Page MenuHomePhorge

arc lint: "Function utf8_decode() is deprecated" in PHP 8.2
Closed, ResolvedPublic

Description

If I use arc lint in PHP 8.2 this exception is thrown:

arc lint
[2023-03-24 13:33:28] EXCEPTION: (RuntimeException) Function utf8_decode() is deprecated at [<arcanist>/src/error/PhutilErrorHandler.php:261]
arcanist(head=arcpatch-D25049_1, ref.master=9e1bb955fac9, ref.arcpatch-D25049_1=d5dc36d4024c)
  #0 PhutilErrorHandler::handleError(integer, string, string, integer) called at [<arcanist>/src/utils/utf8.php:292]
  #1 phutil_utf8_strlen(string) called at [<arcanist>/src/parser/argument/PhutilArgumentSpellingCorrector.php:158]
  #2 PhutilArgumentSpellingCorrector::correctSpelling(string, array) called at [<arcanist>/src/parser/argument/PhutilArgumentParser.php:437]
  #3 PhutilArgumentParser::parseWorkflowsFull(array) called at [<arcanist>/src/runtime/ArcanistRuntime.php:171]
  #4 ArcanistRuntime::executeCore(array) called at [<arcanist>/src/runtime/ArcanistRuntime.php:37]
  #5 ArcanistRuntime::execute(array) called at [<arcanist>/support/init/init-arcanist.php:6]
  #6 require_once(string) called at [<arcanist>/bin/arc:10]

To fix all the results, there is an automatic Rector.php rule name:

Rector\Php82\Rector\FuncCall\Utf8DecodeEncodeToMbConvertEncodingRector

https://github.com/rectorphp/rector/blob/main/docs/rector_rules_overview.md#utf8decodeencodetombconvertencodingrector

https://wiki.php.net/rfc/remove_utf8_decode_and_utf8_encode - deprecation

https://www.php.net/manual/en/function.utf8-decode - deprecated

https://www.php.net/manual/en/function.mb-convert-encoding.php - available since PHP 4

https://www.php.net/manual/en/function.mb-strlen.php - available since PHP 4

In short, it seems the exact replacement should be:

-utf8_decode($string)
+mb_convert_encoding($string, 'ISO-8859-1')

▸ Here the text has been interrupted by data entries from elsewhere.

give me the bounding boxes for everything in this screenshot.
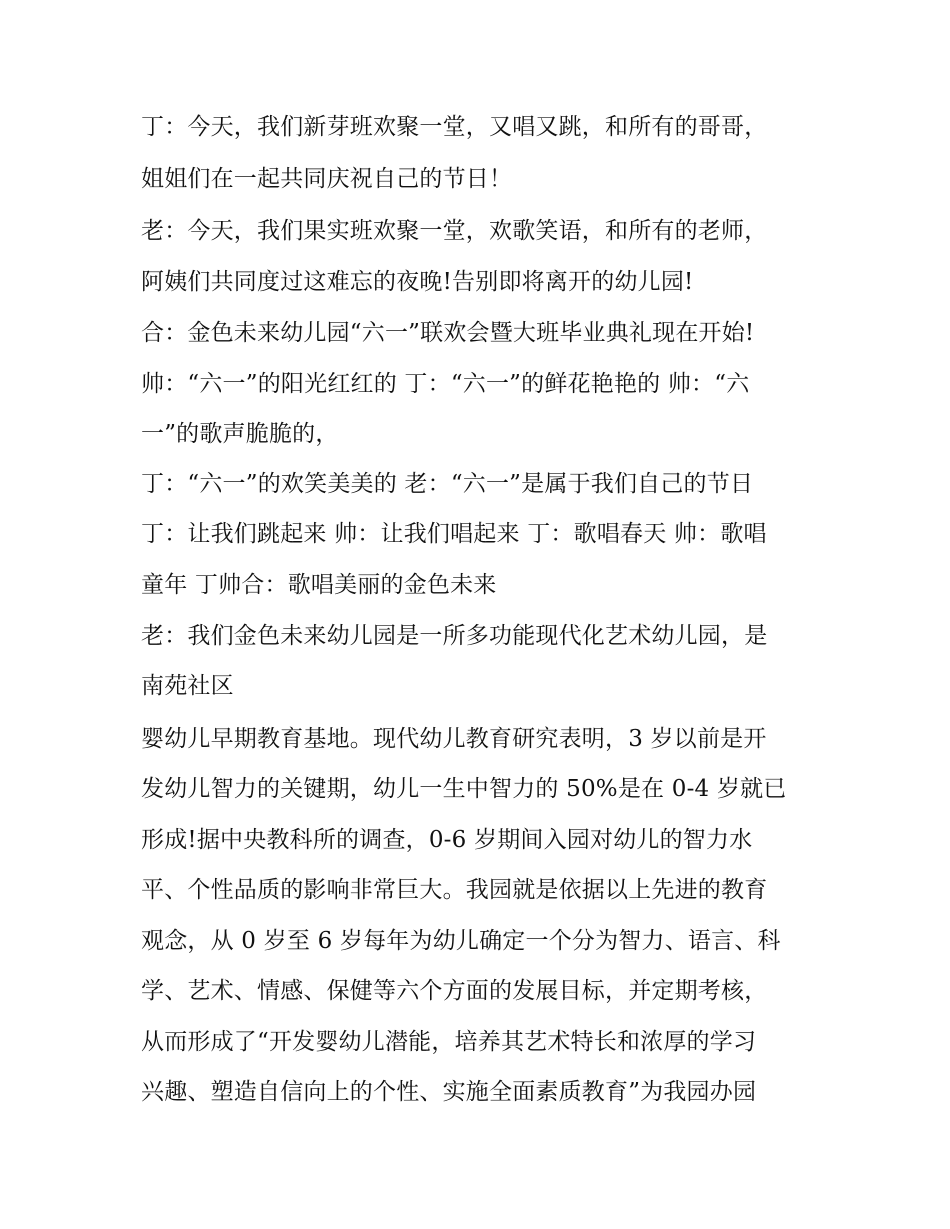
text-line: 南苑社区 [141, 673, 234, 699]
text-line: 老：今天，我们果实班欢聚一堂，欢歌笑语，和所有的老师， [141, 218, 768, 244]
text-line: 学、艺术、情感、保健等六个方面的发展目标，并定期考核， [141, 978, 768, 1004]
text-line: 发幼儿智力的关键期，幼儿一生中智力的 50%是在 0-4 岁就已 [141, 776, 787, 802]
text-line: 观念，从 0 岁至 6 岁每年为幼儿确定一个分为智力、语言、科 [141, 928, 781, 954]
text-line: 合：金色未来幼儿园“六一”联欢会暨大班毕业典礼现在开始! [141, 320, 755, 346]
text-line: 丁：今天，我们新芽班欢聚一堂，又唱又跳，和所有的哥哥， [141, 114, 768, 140]
text-line: 平、个性品质的影响非常巨大。我园就是依据以上先进的教育 [141, 877, 768, 903]
text-line: 兴趣、塑造自信向上的个性、实施全面素质教育”为我园办园 [141, 1079, 757, 1105]
text-line: 阿姨们共同度过这难忘的夜晚!告别即将离开的幼儿园! [141, 269, 694, 295]
text-line: 丁：让我们跳起来 帅：让我们唱起来 丁：歌唱春天 帅：歌唱 [141, 521, 767, 547]
text-line: 形成!据中央教科所的调查，0-6 岁期间入园对幼儿的智力水 [141, 827, 753, 853]
text-line: 丁：“六一”的欢笑美美的 老：“六一”是属于我们自己的节日 [141, 471, 754, 497]
text-line: 一”的歌声脆脆的， [141, 421, 339, 447]
text-line: 帅：“六一”的阳光红红的 丁：“六一”的鲜花艳艳的 帅：“六 [141, 371, 750, 397]
text-line: 童年 丁帅合：歌唱美丽的金色未来 [141, 572, 497, 598]
text-line: 从而形成了“开发婴幼儿潜能，培养其艺术特长和浓厚的学习 [141, 1029, 757, 1055]
text-line: 婴幼儿早期教育基地。现代幼儿教育研究表明，3 岁以前是开 [141, 726, 767, 752]
text-line: 姐姐们在一起共同庆祝自己的节日！ [141, 166, 513, 192]
text-line: 老：我们金色未来幼儿园是一所多功能现代化艺术幼儿园，是 [141, 623, 768, 649]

And this is the exact replacement for counting length:

-strlen(utf8_decode($string))
+mb_strlen($string, 'UTF-8')

Weird Notes

This is a weird test showing that - pro

<?php
# https://www.php.net/manual/en/function.strlen.php#118484
// the Arabic (Hello) string below is: 59 bytes and 32 characters
$string = "السلام علیکم ورحمة الله وبرکاته!";

# says: 32
var_dump( strlen(utf8_decode($string)) );

# says: 32
var_dump( strlen(mb_convert_encoding($string, 'ISO-8859-1') ) );

# says: 32
var_dump( mb_strlen(mb_convert_encoding($string, 'ISO-8859-1') , 'ISO-8859-1') );

# says: 32 and it's probably the most efficient
var_dump( mb_strlen($string, 'UTF-8') );

# says: 69
var_dump( mb_strlen($string, 'ISO-8859-1') );

Event Timeline

valerio.bozzolan triaged this task as High priority.
valerio.bozzolan created this object in space S1 Public.

By the way, Rector.php was able to do this replacement automatically:

-utf8_decode($string)
+mb_convert_encoding($string, 'ISO-8859-1')

But it was not able to do this replacement:

-strlen(utf8_decode($string))
+mb_strlen($string, 'UTF-8')

So, Rector.php originally proposed this version that is not very optimized:

-strlen(utf8_decode($string))
+strlen(mb_convert_encoding($string, 'ISO-8859-1'))

It looks like upstream just straight-up removed the call to utf8_decode() in the master branch: https://secure.phabricator.com/diffusion/ARC/browse/master/src/utils/utf8.php$290-292

In T15188#9488, @speck wrote:

It looks like upstream just straight-up removed the call to utf8_decode() in the master branch: https://secure.phabricator.com/diffusion/ARC/browse/master/src/utils/utf8.php$290-292

Yeah thanks. As mentioned here:

rARC08dfffd5caf7: Replace function utf8_decode() - deprecated since PHP 8.2

In my opinion the upstream change is just slow as hell since it does not benefit in any way from native multi-byte functions. Also, it does not mention any reason for not doing that.